Judges, by 2-1 vote, let Starr continue Clinton investigation

Majority says court can't second-guess the work of the independent counsel

August 19, 1999|By Lyle Denniston | Lyle Denniston,SUN NATIONAL STAFF

WASHINGTON -- The usually harmonious federal court that selects independent prosecutors got into a public spat yesterday over when to stop the investigation of President Clinton and Hillary Rodham Clinton.

The dispute ended with a 2-1 vote allowing independent counsel Kenneth W. Starr's inquiry to continue.

While the ruling left the investigation where it was -- with Starr having no pending cases but reportedly still not finished -- it produced a sharp exchange among the three judges on the panel of the U.S. Circuit Court of Appeals.

The two judges in the majority accused their dissenting colleague, who wanted the prosecutor to justify the need to continue, of trying to take on an unconstitutional supervisory role over Starr.

The criminal investigation of the Clintons and their associates has gone on for five years. Under the independent counsel law, five years marks a point at which the three-judge court is directed to weigh whether to terminate such a probe.

Circuit Judge David B. Sentelle of Washington and Senior Circuit Judge Peter T. Fay of Miami said the court simply has no power to second-guess Starr's work. If it gets assurances from Starr, as it has, that he has more to do, that ends the matter, those judges concluded.

But Senior Circuit Judge Richard D. Cudahy of Chicago dissented. He lambasted the majority for its "passivity," suggested it was inviting "an endless investigation" and accused Sentelle of rebuffing Cudahy's efforts to get more information from Starr.

Cudady also complained that Sentelle has been talking privately with Starr about the issue instead of getting formal, specific information about why he should not be shut down.

"There is a strong basis for termination, and it would be very difficult to persuade me otherwise," Cudahy wrote.

Yesterday, the two-judge majority, viewing its role as very limited, said it has received Starr's assurance "that his work is ongoing. We have not looked beyond the public record to seek support."

Still, the majority said, the investigation has led to the impeachment of the president, 24 indictments and 16 convictions. Clinton was acquitted by the Senate in the impeachment trial, and has not been charged with any crime. It is unclear whether Starr is considering possible charges.
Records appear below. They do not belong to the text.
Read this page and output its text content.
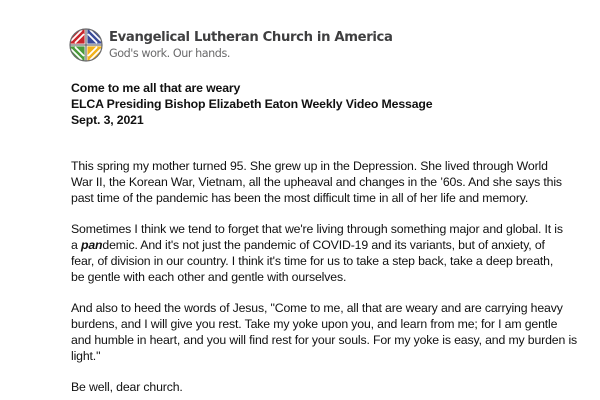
Evangelical Lutheran Church in America
God's work. Our hands.
Come to me all that are weary
ELCA Presiding Bishop Elizabeth Eaton Weekly Video Message
Sept. 3, 2021
This spring my mother turned 95. She grew up in the Depression. She lived through World
War II, the Korean War, Vietnam, all the upheaval and changes in the ’60s. And she says this
past time of the pandemic has been the most difficult time in all of her life and memory.
Sometimes I think we tend to forget that we're living through something major and global. It is
a pandemic. And it's not just the pandemic of COVID-19 and its variants, but of anxiety, of
fear, of division in our country. I think it's time for us to take a step back, take a deep breath,
be gentle with each other and gentle with ourselves.
And also to heed the words of Jesus, "Come to me, all that are weary and are carrying heavy
burdens, and I will give you rest. Take my yoke upon you, and learn from me; for I am gentle
and humble in heart, and you will find rest for your souls. For my yoke is easy, and my burden is
light."
Be well, dear church.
Starr said this month that he wants to end his probe "at the earliest practicable moment," but set no deadline. He is working on a final report to Congress.

Neither Starr's office nor the White House offered any comment on yesterday's decision.

The three judges on the independent counsel panel were appointed to that duty by Chief Justice William H. Rehnquist. They also serve on regular federal appeals courts.